Tuesday, July 30, 2013


A quick word on the demise of JJ Cale, who died aged 74 at the weekend. He's one of those guys people know more through his songs being covered by others, so here's a few you might remember:
  • Eric Clapton's covers of both After Midnight and Cocaine, in both cases fairly close approximations of the originals with some of the subtlety sucked out
  • Lynyrd Skynyrd's rocked-up version of Call Me The Breeze
  • Spiritualized's trancetastic Run, which is basically a sneakily renamed cover of Call Me The Breeze
  • Santana's somewhat more histrionic version of Sensitive Kind
  • basically the entire career of Dire Straits, though I don't know that they ever specifically covered a Cale song
Cale's own versions of his stuff are the ones to go for, though, as they've got a shuffly laid-back charm that sounds easy but evaporates when anyone else tries to reproduce it. If one were in the mood for strained metaphors one might say that JJ Cale is the Anne Tyler of swampy country-flavoured rock music: simple on the surface but with more going on the closer you look. Like Tyler there is a certain uniformity to it all, so you probably don't need the whole oeuvre unless you're particularly fanatical, not that Cale (who was by his own admission not a big fan of hard work anyway) put out albums all that frequently, or not after his 1970s heyday anyway.
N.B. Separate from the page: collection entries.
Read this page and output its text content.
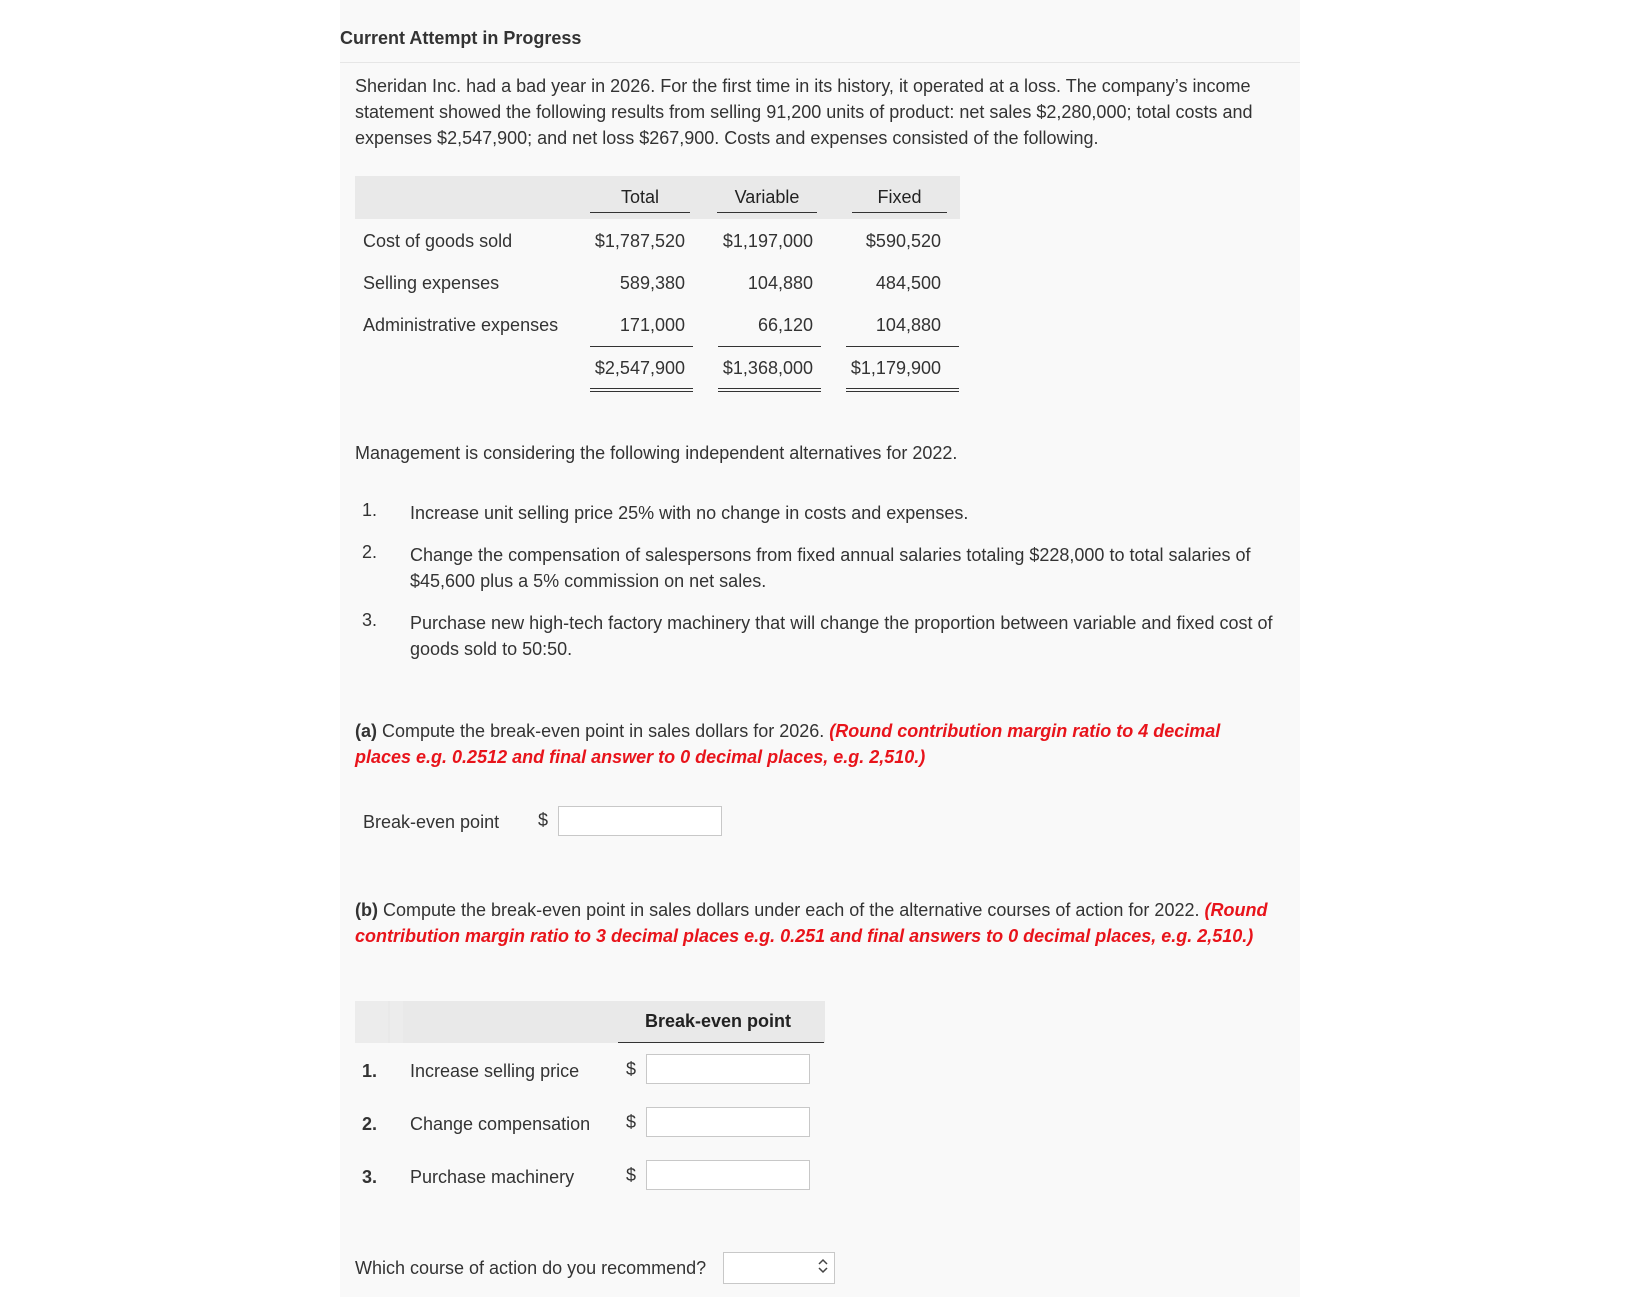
Current Attempt in Progress
Sheridan Inc. had a bad year in 2026. For the first time in its history, it operated at a loss. The company’s income statement showed the following results from selling 91,200 units of product: net sales $2,280,000; total costs and expenses $2,547,900; and net loss $267,900. Costs and expenses consisted of the following.
Total	Variable	Fixed
Cost of goods sold	$1,787,520	$1,197,000	$590,520
Selling expenses	589,380	104,880	484,500
Administrative expenses	171,000	66,120	104,880
$2,547,900	$1,368,000	$1,179,900
Management is considering the following independent alternatives for 2022.
1. Increase unit selling price 25% with no change in costs and expenses.
2. Change the compensation of salespersons from fixed annual salaries totaling $228,000 to total salaries of $45,600 plus a 5% commission on net sales.
3. Purchase new high-tech factory machinery that will change the proportion between variable and fixed cost of goods sold to 50:50.
(a) Compute the break-even point in sales dollars for 2026. (Round contribution margin ratio to 4 decimal places e.g. 0.2512 and final answer to 0 decimal places, e.g. 2,510.)
Break-even point $
(b) Compute the break-even point in sales dollars under each of the alternative courses of action for 2022. (Round contribution margin ratio to 3 decimal places e.g. 0.251 and final answers to 0 decimal places, e.g. 2,510.)
Break-even point
1. Increase selling price	$
2. Change compensation $
3. Purchase machinery	$
Which course of action do you recommend?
If you look at the list you'll see the aversion to effort extends to album titles as well: while he managed to rouse himself to picking a single-word title for six of his first eight albums (arguably seven of nine depending how you interpret the hyphen in his ninth album Travel-Log), his fifth, eighth and tenth albums are called 5, #8 and Number 10 respectively.

I own the two late-70s albums Troubadour (aka the one with Cocaine on it) and 5 (aka the one with Sensitive Kind on it); if you have his first album Naturally (aka the one with Call Me The Breeze on it) as well, that would probably do you.